O desrespeito com Johnson também me fez lembrar de um tempo em que eu dei uma palestra sobre imortalidade, sugerindo, assim como muitas teólogas feministas, que, quando morremos, talvez, nos tornamos parte do composto da nova vida. Meu comentarista era o altamente respeitado teólogo jesuíta John McNeill, expulso da Companhia de Jesus por ser abertamente gay. John, que não era um jovem na época, quase correu até o palco para explicar ao público qual ele considerava como sendo o meu principal erro. Ele via as coisas de forma bastante diferente no departamento da imortalidade. Assegurou aos presentes que espera ser acolhido nos braços de seu Deus Pai amoroso, que irá lhe chamar de "pequeno Jackie McNeill" por toda a eternidade. Que seja.

É assim que nós fazemos
Felizmente, nenhum dos dois já descobriu se algum de nós estava certo. Mas, logo depois das palestras, o meu amigo John e eu nos encontramos com um grupo para celebrar a Eucaristia. As nossas diferenças teológicas foram postas de lado para o que realmente era importante, ou seja, se aproximar à mesa para dar graças e receber o sustento espiritual juntos. É assim que os católicos fazem, apesar das diferenças teológicas.

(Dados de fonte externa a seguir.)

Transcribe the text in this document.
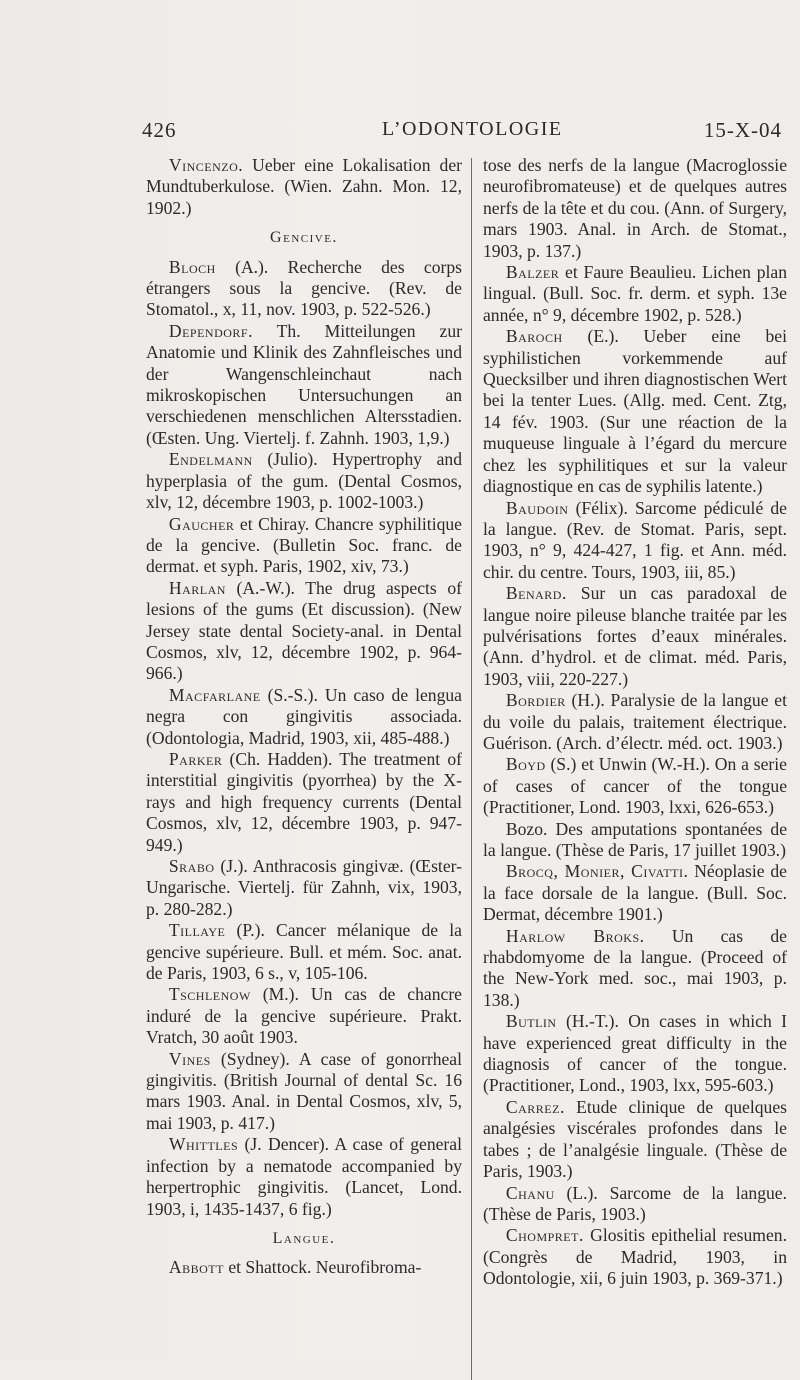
426	L’ODONTOLOGIE	15-X-04

Vincenzo. Ueber eine Lokalisation der Mundtuberkulose. (Wien. Zahn. Mon. 12, 1902.)

Gencive.

Bloch (A.). Recherche des corps étrangers sous la gencive. (Rev. de Stomatol., x, 11, nov. 1903, p. 522-526.)

Dependorf. Th. Mitteilungen zur Anatomie und Klinik des Zahnfleisches und der Wangenschleinchaut nach mikroskopischen Untersuchungen an verschiedenen menschlichen Altersstadien. (Œsten. Ung. Viertelj. f. Zahnh. 1903, 1,9.)

Endelmann (Julio). Hypertrophy and hyperplasia of the gum. (Dental Cosmos, xlv, 12, décembre 1903, p. 1002-1003.)

Gaucher et Chiray. Chancre syphilitique de la gencive. (Bulletin Soc. franc. de dermat. et syph. Paris, 1902, xiv, 73.)

Harlan (A.-W.). The drug aspects of lesions of the gums (Et discussion). (New Jersey state dental Society-anal. in Dental Cosmos, xlv, 12, décembre 1902, p. 964-966.)

Macfarlane (S.-S.). Un caso de lengua negra con gingivitis associada. (Odontologia, Madrid, 1903, xii, 485-488.)

Parker (Ch. Hadden). The treatment of interstitial gingivitis (pyorrhea) by the X-rays and high frequency currents (Dental Cosmos, xlv, 12, décembre 1903, p. 947-949.)

Srabo (J.). Anthracosis gingivæ. (Œster-Ungarische. Viertelj. für Zahnh, vix, 1903, p. 280-282.)

Tillaye (P.). Cancer mélanique de la gencive supérieure. Bull. et mém. Soc. anat. de Paris, 1903, 6 s., v, 105-106.

Tschlenow (M.). Un cas de chancre induré de la gencive supérieure. Prakt. Vratch, 30 août 1903.

Vines (Sydney). A case of gonorrheal gingivitis. (British Journal of dental Sc. 16 mars 1903. Anal. in Dental Cosmos, xlv, 5, mai 1903, p. 417.)

Whittles (J. Dencer). A case of general infection by a nematode accompanied by herpertrophic gingivitis. (Lancet, Lond. 1903, i, 1435-1437, 6 fig.)

Langue.

Abbott et Shattock. Neurofibroma-

tose des nerfs de la langue (Macroglossie neurofibromateuse) et de quelques autres nerfs de la tête et du cou. (Ann. of Surgery, mars 1903. Anal. in Arch. de Stomat., 1903, p. 137.)

Balzer et Faure Beaulieu. Lichen plan lingual. (Bull. Soc. fr. derm. et syph. 13e année, n° 9, décembre 1902, p. 528.)

Baroch (E.). Ueber eine bei syphilistichen vorkemmende auf Quecksilber und ihren diagnostischen Wert bei la tenter Lues. (Allg. med. Cent. Ztg, 14 fév. 1903. (Sur une réaction de la muqueuse linguale à l’égard du mercure chez les syphilitiques et sur la valeur diagnostique en cas de syphilis latente.)

Baudoin (Félix). Sarcome pédiculé de la langue. (Rev. de Stomat. Paris, sept. 1903, n° 9, 424-427, 1 fig. et Ann. méd. chir. du centre. Tours, 1903, iii, 85.)

Benard. Sur un cas paradoxal de langue noire pileuse blanche traitée par les pulvérisations fortes d’eaux minérales. (Ann. d’hydrol. et de climat. méd. Paris, 1903, viii, 220-227.)

Bordier (H.). Paralysie de la langue et du voile du palais, traitement électrique. Guérison. (Arch. d’électr. méd. oct. 1903.)

Boyd (S.) et Unwin (W.-H.). On a serie of cases of cancer of the tongue (Practitioner, Lond. 1903, lxxi, 626-653.)

Bozo. Des amputations spontanées de la langue. (Thèse de Paris, 17 juillet 1903.)

Brocq, Monier, Civatti. Néoplasie de la face dorsale de la langue. (Bull. Soc. Dermat, décembre 1901.)

Harlow Broks. Un cas de rhabdomyome de la langue. (Proceed of the New-York med. soc., mai 1903, p. 138.)

Butlin (H.-T.). On cases in which I have experienced great difficulty in the diagnosis of cancer of the tongue. (Practitioner, Lond., 1903, lxx, 595-603.)

Carrez. Etude clinique de quelques analgésies viscérales profondes dans le tabes ; de l’analgésie linguale. (Thèse de Paris, 1903.)

Chanu (L.). Sarcome de la langue. (Thèse de Paris, 1903.)

Chompret. Glositis epithelial resumen. (Congrès de Madrid, 1903, in Odontologie, xii, 6 juin 1903, p. 369-371.)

Um relato da experiência de Johnson no funeral de sua mãe incluía um detalhe que eu não posso confirmar, mas posso muito bem imaginar. Um blogueiro que falou com ela escreveu que, depois de ter sido preterido pelo padre para a Comunhão, Barbara, na verdade, recebeu uma hóstia de um leigo que estava servindo como ministro da Eucaristia na missa. Ministros leigos distribuem a Comunhão em muitas, senão na maioria, das igrejas católicas nestes tempos de cada vez menos padres. Foi a pessoa não ordenada, e não o padre, que fez a coisa certa.

Esse gesto, baseado no senso comum pastoral, é o pior pesadelo dos clérigos católicos, que eu presumo que mantêm as autoridades romanas e diocesanas acordadas durante a noite. Os leigos estão assumindo uma crescente autoridade, não implorando a permissão nem o perdão de ninguém. O clero está começando a perceber que a Eucaristia não pertence a eles mais do que os edifícios, a teologia ou o ministério eclesiais. Eles não estão no comando de quem recebe a Comunhão, quer sejam políticos ou garçonetes, divorciados, recasados e/ou queers. Quer seja nas catedrais ou nas comunidades de base, as pessoas decidem por si mesmas sobre a Comunhão, assim como decidem sobre a contracepção, a sexualidade e o casamento. A comunidade católica está mudando de fato.

O vinho e o brinde do altar passam por um novo momento na história católica, como Barbara Johnson  recentemente pôde constatar.